MHB How Can You Determine the Sum of an Infinite Geometric Series?

[hatelove]

i.e.

\sum_{n = 0}^{\infty}\frac{1}{2^{n}} = \frac{1}{2^{0}} + \frac{1}{2^{1}} + \frac{1}{2^{2}} + \frac{1}{2^{3}} + \frac{1}{2^{4}} + \frac{1}{2^{5}} + \frac{1}{2^{6}} + \cdots = ~1.99138889...

Is there a way you can know this solution is 2 without having to perform all of the calculations I did to find which number the sums are approaching? And is there a general method for questions like these to find the solution without having to perform a lot of calculations?

 

[Ackbach]

Yep. You've got yourself a geometric series.

 

[CaptainBlack]

i.e.

\sum_{n = 0}^{\infty}\frac{1}{2^{n}} = \frac{1}{2^{0}} + \frac{1}{2^{1}} + \frac{1}{2^{2}} + \frac{1}{2^{3}} + \frac{1}{2^{4}} + \frac{1}{2^{5}} + \frac{1}{2^{6}} + \cdots = ~1.99138889...

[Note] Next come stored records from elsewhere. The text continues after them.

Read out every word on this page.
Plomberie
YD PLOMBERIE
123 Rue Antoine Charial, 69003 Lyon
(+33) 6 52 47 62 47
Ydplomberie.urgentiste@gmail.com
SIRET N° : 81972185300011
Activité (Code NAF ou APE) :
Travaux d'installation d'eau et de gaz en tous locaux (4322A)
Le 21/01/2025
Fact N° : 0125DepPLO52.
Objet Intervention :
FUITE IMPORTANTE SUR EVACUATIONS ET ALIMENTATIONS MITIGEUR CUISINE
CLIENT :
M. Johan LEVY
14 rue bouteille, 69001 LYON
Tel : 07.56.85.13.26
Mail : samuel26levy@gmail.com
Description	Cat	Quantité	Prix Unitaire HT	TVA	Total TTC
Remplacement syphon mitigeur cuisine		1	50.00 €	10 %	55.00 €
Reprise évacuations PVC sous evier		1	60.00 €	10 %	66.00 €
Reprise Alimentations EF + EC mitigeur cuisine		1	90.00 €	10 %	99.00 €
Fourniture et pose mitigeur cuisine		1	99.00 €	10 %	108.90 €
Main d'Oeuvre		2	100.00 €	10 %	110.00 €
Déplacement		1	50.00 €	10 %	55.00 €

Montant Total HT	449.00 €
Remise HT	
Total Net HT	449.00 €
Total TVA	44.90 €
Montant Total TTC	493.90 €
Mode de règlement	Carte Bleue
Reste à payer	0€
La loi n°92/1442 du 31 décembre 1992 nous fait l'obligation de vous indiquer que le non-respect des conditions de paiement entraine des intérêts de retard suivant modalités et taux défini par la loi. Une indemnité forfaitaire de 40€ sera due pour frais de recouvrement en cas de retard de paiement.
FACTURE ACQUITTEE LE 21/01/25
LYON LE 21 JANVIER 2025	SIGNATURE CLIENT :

Is there a way you can know this solution is 2 without having to perform all of the calculations I did to find which number the sums are approaching? And is there a general method for questions like these to find the solution without having to perform a lot of calculations?

There is no general method to determine the sum of a convergent series, it is a result of computability theory that almost all such series are not even computable. This one however is well behaved and its sum can be found using the method sugested by Ackbach

CB